Keoxs AIO's Use-Case Coverage tool analyzes your listing against the five facets from Amazon's published SPN research. It reads your title, bullets, description, Item Highlights, and Q&A — the content the AI actually has access to — and produces a coverage map showing which facets are present, which are partial, and which are absent. Note that your product images are a separate signal the AI can read; see the guide on AI-friendly Amazon product images for how to optimize that layer alongside your copy.
For each gap, you receive a specific description of what's missing — not generic advice but a gap statement tied to your actual content: "Event facet absent — no occasion language present in any field" or "Goal facet: description mentions performance but not outcome for the recipient." Those gap statements tell you exactly what to add and where.
You receive the coverage map and gap list, and you add the content yourself — in Q&A, in your Item Highlights, or in a listing update through Seller Central. Keoxs does not write to your listing. The tool generates the analysis; you make the decisions.

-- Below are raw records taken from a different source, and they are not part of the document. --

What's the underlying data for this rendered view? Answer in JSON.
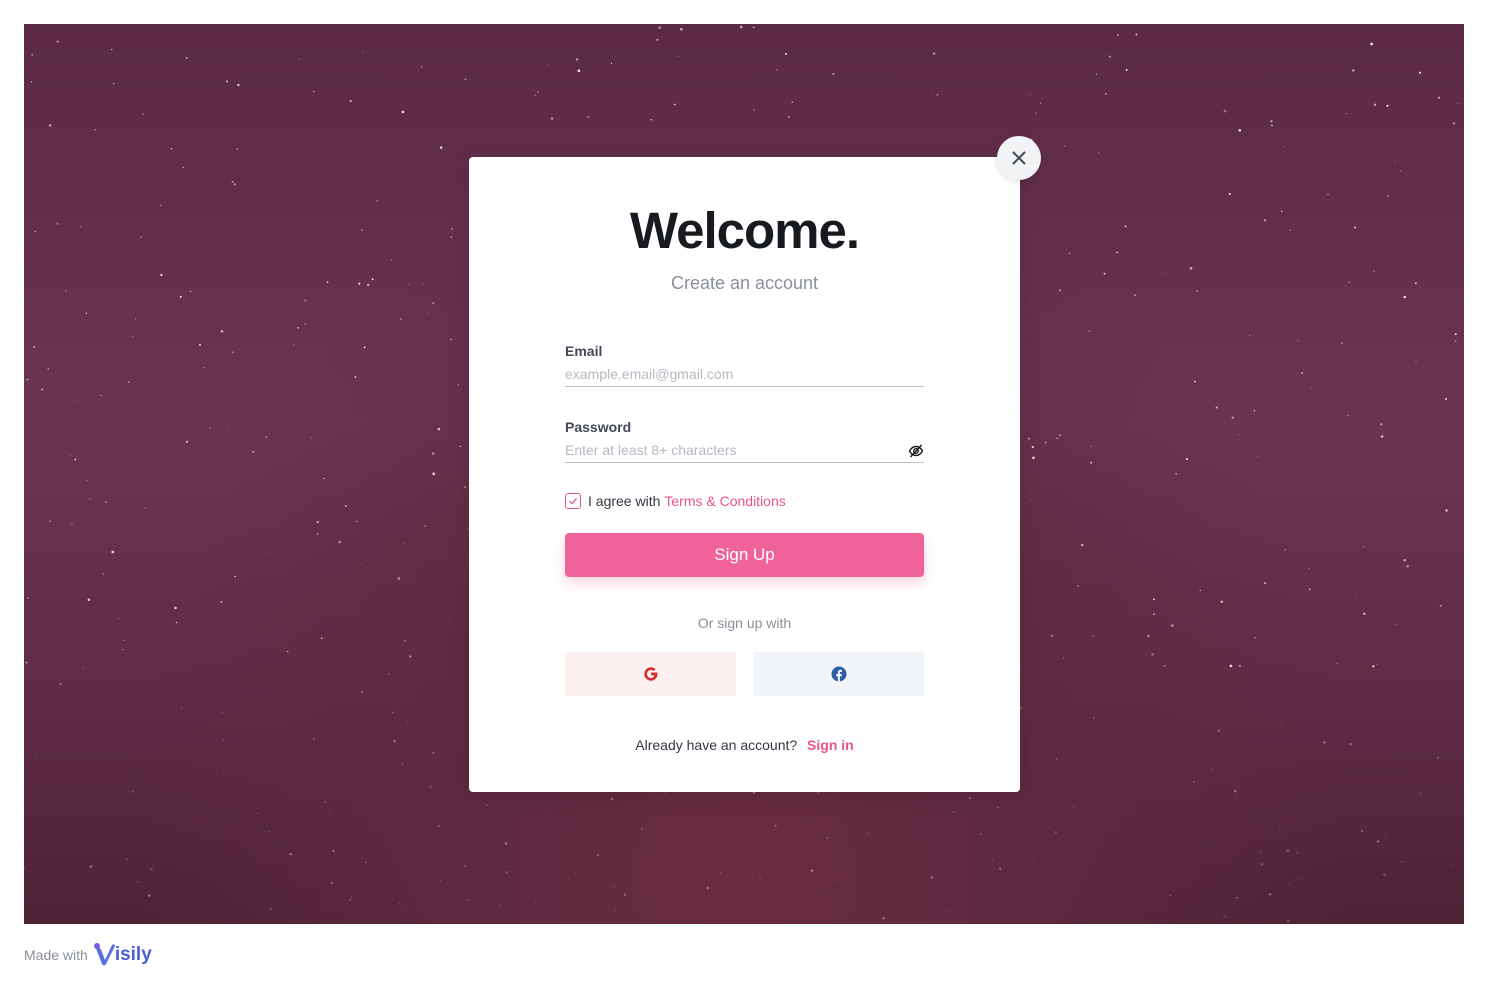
{
  "modal": {
    "title": "Welcome.",
    "subtitle": "Create an account",
    "email": {
      "label": "Email",
      "placeholder": "example.email@gmail.com",
      "value": ""
    },
    "password": {
      "label": "Password",
      "placeholder": "Enter at least 8+ characters",
      "value": ""
    },
    "agree": {
      "text": "I agree with",
      "link": "Terms & Conditions",
      "checked": true
    },
    "signup_label": "Sign Up",
    "or_text": "Or sign up with",
    "social": [
      {
        "name": "google",
        "icon": "google-icon",
        "color": "#d32f2f"
      },
      {
        "name": "facebook",
        "icon": "facebook-icon",
        "color": "#2f5ba7"
      }
    ],
    "footer_text": "Already have an account?",
    "signin_label": "Sign in"
  },
  "branding": {
    "made_with": "Made with",
    "logo_text": "isily"
  },
  "colors": {
    "accent": "#f0639a",
    "link": "#e8548a",
    "background": "#5e2c45"
  }
}
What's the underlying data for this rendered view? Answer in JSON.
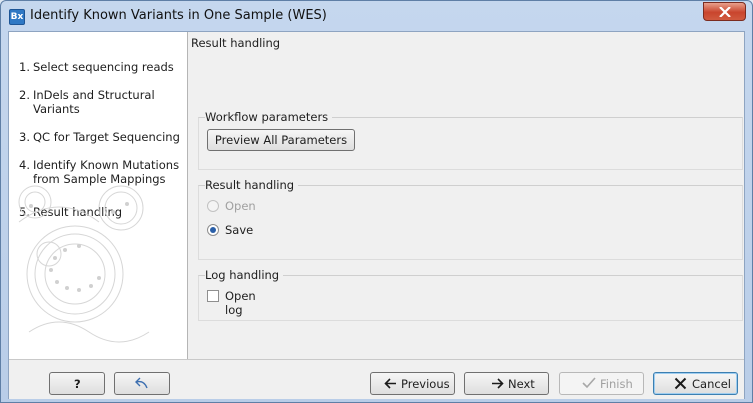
{
  "window": {
    "app_icon_text": "Bx",
    "title": "Identify Known Variants in One Sample (WES)"
  },
  "steps": [
    {
      "num": "1.",
      "label": "Select sequencing reads"
    },
    {
      "num": "2.",
      "label": "InDels and Structural Variants"
    },
    {
      "num": "3.",
      "label": "QC for Target Sequencing"
    },
    {
      "num": "4.",
      "label": "Identify Known Mutations from Sample Mappings"
    },
    {
      "num": "5.",
      "label": "Result handling"
    }
  ],
  "content": {
    "title": "Result handling",
    "workflow_group": {
      "label": "Workflow parameters",
      "preview_button": "Preview All Parameters"
    },
    "result_group": {
      "label": "Result handling",
      "options": [
        {
          "label": "Open",
          "selected": false,
          "enabled": false
        },
        {
          "label": "Save",
          "selected": true,
          "enabled": true
        }
      ]
    },
    "log_group": {
      "label": "Log handling",
      "checkbox_label": "Open log",
      "checked": false
    }
  },
  "footer": {
    "help_label": "?",
    "previous_label": "Previous",
    "next_label": "Next",
    "finish_label": "Finish",
    "cancel_label": "Cancel"
  },
  "colors": {
    "accent": "#2f78c4",
    "close_red": "#c9452d",
    "next_arrow": "#1a1a1a",
    "cancel_x": "#1a1a1a"
  }
}
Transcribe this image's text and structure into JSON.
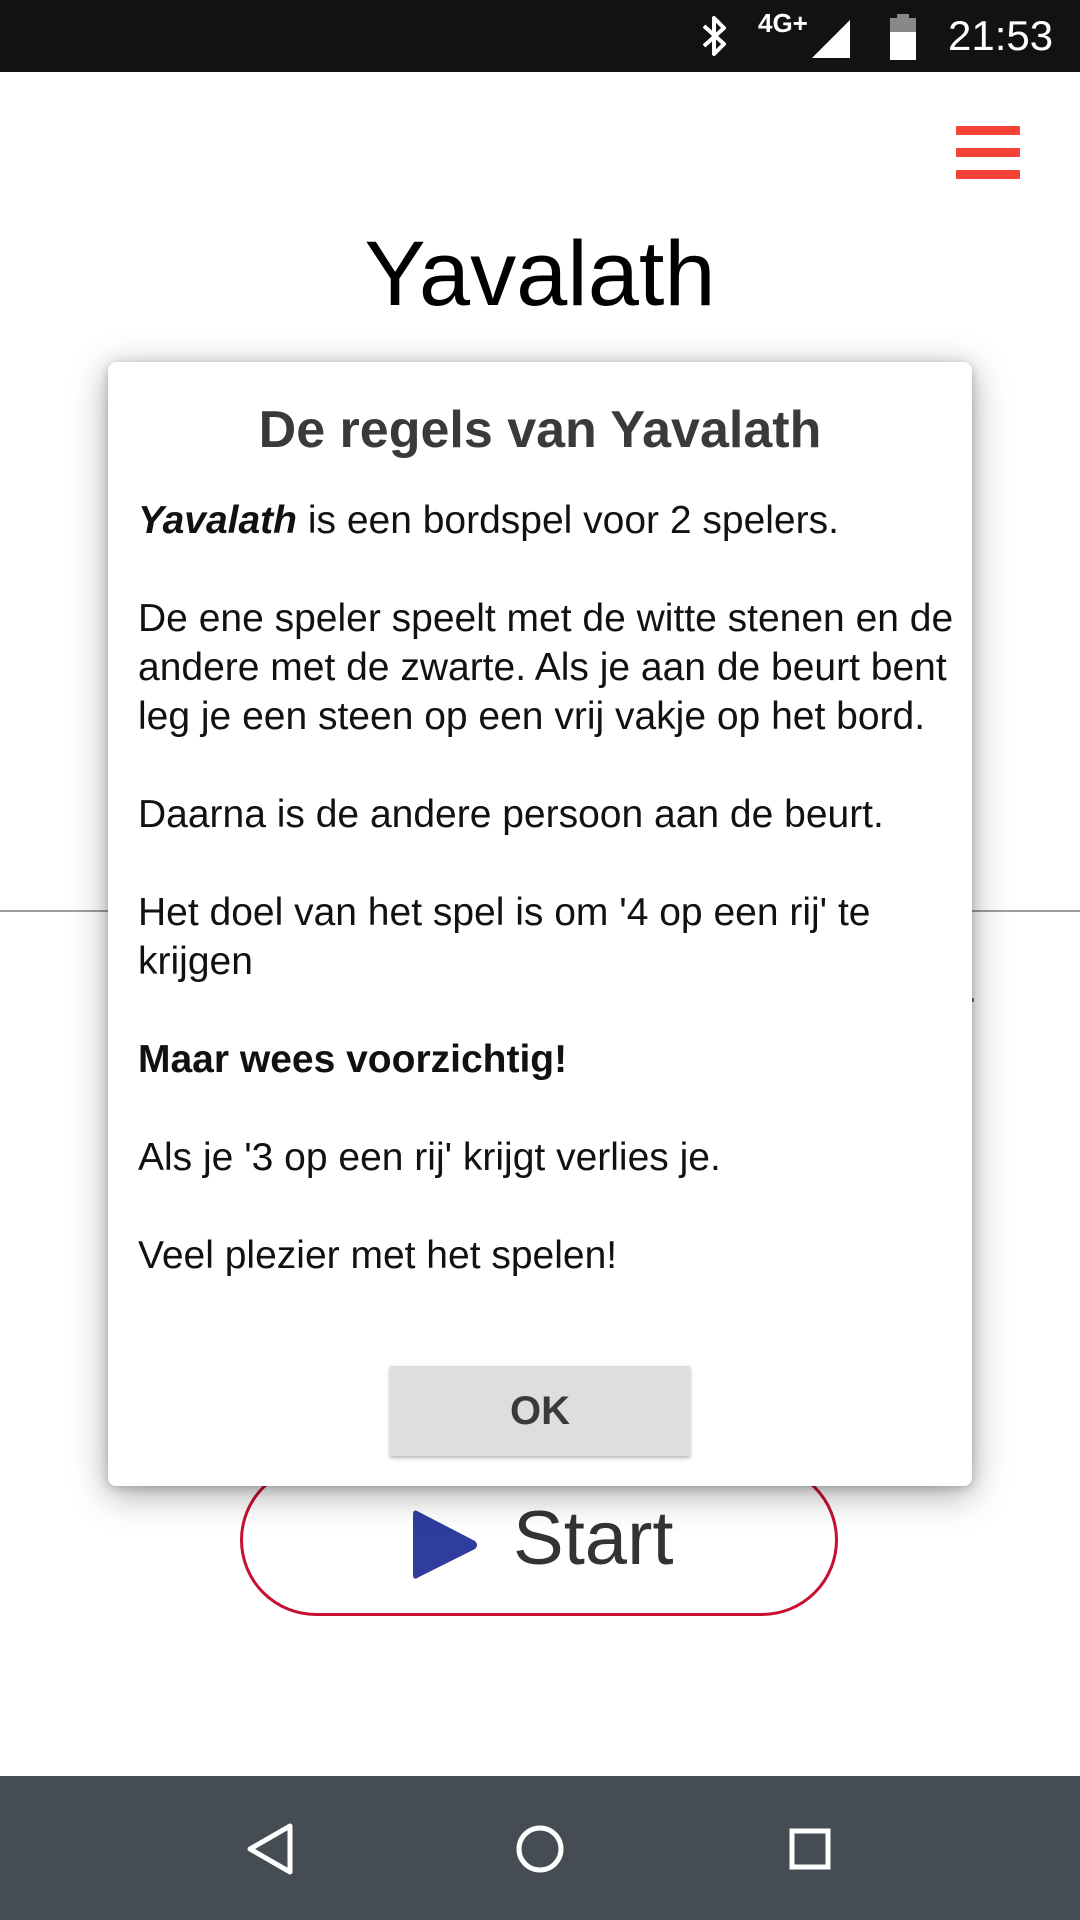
{
  "status_bar": {
    "network": "4G+",
    "time": "21:53",
    "icons": [
      "bluetooth-icon",
      "signal-icon",
      "battery-icon"
    ]
  },
  "app": {
    "title": "Yavalath",
    "menu_icon": "hamburger-menu-icon",
    "start_label": "Start"
  },
  "dialog": {
    "title": "De regels van Yavalath",
    "intro_name": "Yavalath",
    "intro_rest": " is een bordspel voor 2 spelers.",
    "paragraphs": [
      "De ene speler speelt met de witte stenen en de andere met de zwarte. Als je aan de beurt bent leg je een steen op een vrij vakje op het bord.",
      "Daarna is de andere persoon aan de beurt.",
      "Het doel van het spel is om '4 op een rij' te krijgen"
    ],
    "warning": "Maar wees voorzichtig!",
    "closing": [
      "Als je '3 op een rij' krijgt verlies je.",
      "Veel plezier met het spelen!"
    ],
    "ok_label": "OK"
  },
  "nav_bar": {
    "icons": [
      "back-icon",
      "home-icon",
      "recents-icon"
    ]
  },
  "colors": {
    "menu_accent": "#f44336",
    "start_border": "#c8102e",
    "play_icon": "#2e3d9e",
    "nav_bar": "#454c53",
    "status_bar": "#121212"
  }
}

Check which of the five facets your listing covers — Use-Case Coverage tool + free audit on your first ASIN.
Check My Coverage →The five facets described in this guide — subjective property, event, activity, goal/purpose, and target audience — are drawn from Amazon's published SPN research paper (WSDM 2025), which describes a shopping agent for handling subjective product needs. That paper was a conference demo on a gift-finding use case; it describes how an AI classifies buyer queries, not how Amazon officially scores product listings or determines recommendation outcomes. The "5 dimensions" grid that circulates widely in seller communities and YouTube content is an industry synthesis built on this research — it is not an official Amazon evaluation framework, and Amazon has not published documentation confirming it is used as a scoring grid for listings or recommendations.
Keoxs's Use-Case Coverage tool is a Keoxs-developed diagnostic that applies the SPN facet framework to your listing content. It measures content coverage gaps — which facets your listing addresses and which it doesn't. It does not simulate Amazon's internal recommendation algorithm, predict recommendation outcomes, or guarantee that adding content for a missing facet will increase your visibility or sales. Keoxs's AI-Native Score is a Keoxs methodology, not an official Amazon metric.